NOLS to show documentary – Cuts

In the late 1970s, Charles Gustafson, a filmmaker enrolled as a student at Evergreen State College in Olympia, made “Cuts” a remarkable film about work in cedar shingle mills. Much of the filming was done inside the M.R. Smith Shingle Mill located on the shores of Lake Pleasant. Of the local men who were interviewed in this 38-minute documentary, few of them had all of their fingers, and many of them were missing a whole handful. While difficult to watch at times it is an eye-opening, realistic look at a profession that involved hard work and hard living.

Matt R. Smith was a prominent lumber broker in Kansas City in the early 1900s. His son Paul would eventually own the Lake Pleasant mill, which was constructed in the early 1940s, and a number of other mills around the State.
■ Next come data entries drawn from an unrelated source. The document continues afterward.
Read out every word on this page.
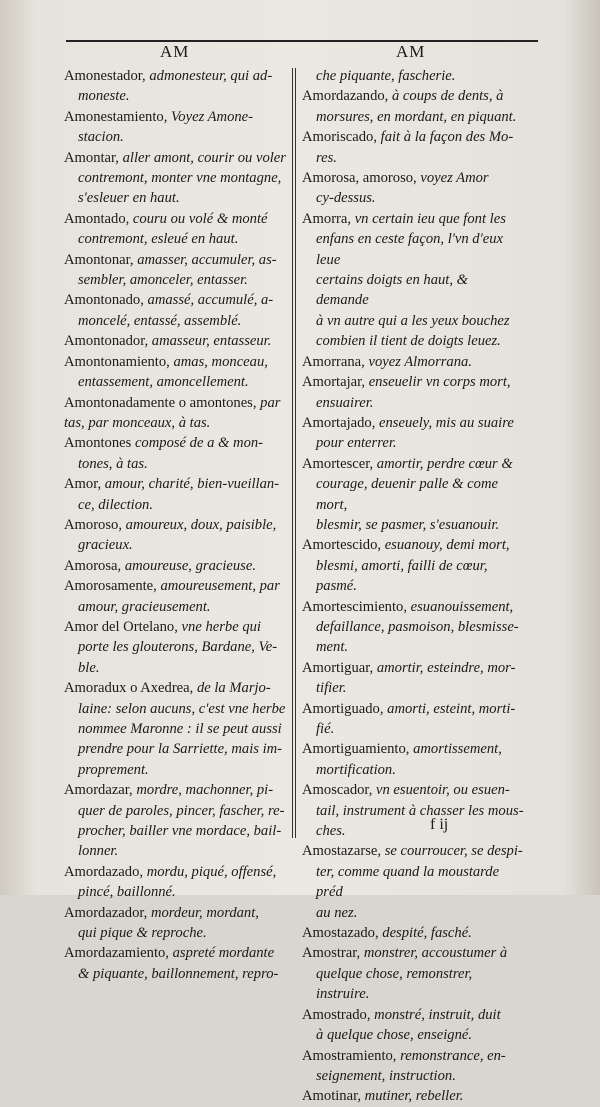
AM	AM
Amonestador, admonesteur, qui ad-
moneste.
Amonestamiento, Voyez Amone-
stacion.
Amontar, aller amont, courir ou voler
contremont, monter vne montagne,
s'esleuer en haut.
Amontado, couru ou volé & monté
contremont, esleué en haut.
Amontonar, amasser, accumuler, as-
sembler, amonceler, entasser.
Amontonado, amassé, accumulé, a-
moncelé, entassé, assemblé.
Amontonador, amasseur, entasseur.
Amontonamiento, amas, monceau,
entassement, amoncellement.
Amontonadamente o amontones, par tas, par monceaux, à tas.
Amontones composé de a & mon-
tones, à tas.
Amor, amour, charité, bien-vueillan-
ce, dilection.
Amoroso, amoureux, doux, paisible,
gracieux.
Amorosa, amoureuse, gracieuse.
Amorosamente, amoureusement, par
amour, gracieusement.
Amor del Ortelano, vne herbe qui
porte les glouterons, Bardane, Ve-
ble.
Amoradux o Axedrea, de la Marjo-
laine: selon aucuns, c'est vne herbe
nommee Maronne : il se peut aussi
prendre pour la Sarriette, mais im-
proprement.
Amordazar, mordre, machonner, pi-
quer de paroles, pincer, fascher, re-
procher, bailler vne mordace, bail-
lonner.
Amordazado, mordu, piqué, offensé,
pincé, baillonné.
Amordazador, mordeur, mordant,
qui pique & reproche.
Amordazamiento, aspreté mordante
& piquante, baillonnement, repro-
che piquante, fascherie.
Amordazando, à coups de dents, à
morsures, en mordant, en piquant.
Amoriscado, fait à la façon des Mo-
res.
Amorosa, amoroso, voyez Amor
cy-dessus.
Amorra, vn certain ieu que font les
enfans en ceste façon, l'vn d'eux leue
certains doigts en haut, & demande
à vn autre qui a les yeux bouchez
combien il tient de doigts leuez.
Amorrana, voyez Almorrana.
Amortajar, enseuelir vn corps mort,
ensuairer.
Amortajado, enseuely, mis au suaire
pour enterrer.
Amortescer, amortir, perdre cœur &
courage, deuenir palle & come mort,
blesmir, se pasmer, s'esuanouir.
Amortescido, esuanouy, demi mort,
blesmi, amorti, failli de cœur, pasmé.
Amortescimiento, esuanouissement,
defaillance, pasmoison, blesmisse-
ment.
Amortiguar, amortir, esteindre, mor-
tifier.
Amortiguado, amorti, esteint, morti-
fié.
Amortiguamiento, amortissement,
mortification.
Amoscador, vn esuentoir, ou esuen-
tail, instrument à chasser les mous-
ches.
Amostazarse, se courroucer, se despi-
ter, comme quand la moustarde préd
au nez.
Amostazado, despité, fasché.
Amostrar, monstrer, accoustumer à
quelque chose, remonstrer, instruire.
Amostrado, monstré, instruit, duit
à quelque chose, enseigné.
Amostramiento, remonstrance, en-
seignement, instruction.
Amotinar, mutiner, rebeller.
f ij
By 1964, M.R. Smith Shingle employed around 90 men and operated ten shingle saws, supplying cedar shingles from Nova Scotia to the Bahamas, with a majority of the product going to Texas.

By the time Gustafson showed up in the late 1970s to make his documentary, the mill on the lake was still going strong. Paul Smith had passed away; his family had sold the mill to Merle Watson, the former assistant manager.

One of the participants in the film, Harold Earley, remembers the film crew having full access to the mill operations, and the filming taking place over a several-week period. Earley was one of the sawyers at M.R. Smith.

In Gustafson’s documentary, the workers at the mill tell their stories in their own words over the whine of the saw blades. At one point, the wood, the sawyer’s hands, and the blades are all moving so fast you are just certain someone is going to lose a finger. He follows the workers to their lunch break and a game of cards, where missing digits are quite apparent, then to the “Shingle Weaver’s Picnic” and a visit to the “Loop Tavern”, where, after working hard, mill workers are ready to play hard.

The documentary was released in 1981; it is a real look at the transformation of massive logs of cedar into roofing products. No one in the mill romanticizes the difficult and dangerous work, but there is cautious pride, pride about their ability to do this difficult job well, and profound sadness at the loss of one’s fingers. One of the workers who lost most of his right hand likened the job to being shot at every day, another calls it the sharp edge of living.

The mill eventually closed. Although Earley never lost a finger during his shingle-making days, he did suffer some “drawbacks” and was cut several times, and while he made it out of the industry with all ten fingers, he didn’t make it out without getting hurt and finally had to retire after a neck injury.

Sadly, Gustafson was killed by a drunk driver two years after the release of “Cuts”. In the years since this film was made, his documentary has found new audiences at several Portland film festivals and the University of Washington Harry Bridges Center for Labor Studies.

One reviewer of “Cuts” was upset that Gustafson did not appear to take “sides” in his documentary. One would assume that would mean for or against logging. But maybe Gustafson was just on the side of some poor guy merely trying to make a living the only way he knew how, and in the process, he got “Cut.” If you have not seen Cuts, or even if you have, it can be viewed as part of Olympic Peninsula Logging History at NOLS.

Screening of “Cuts”

Oct. 1 – Clallam Bay Library 6 p.m. – 7:30 p.m.

Oct. 6 – Forks Library 6 p.m. – 7:30 p.m.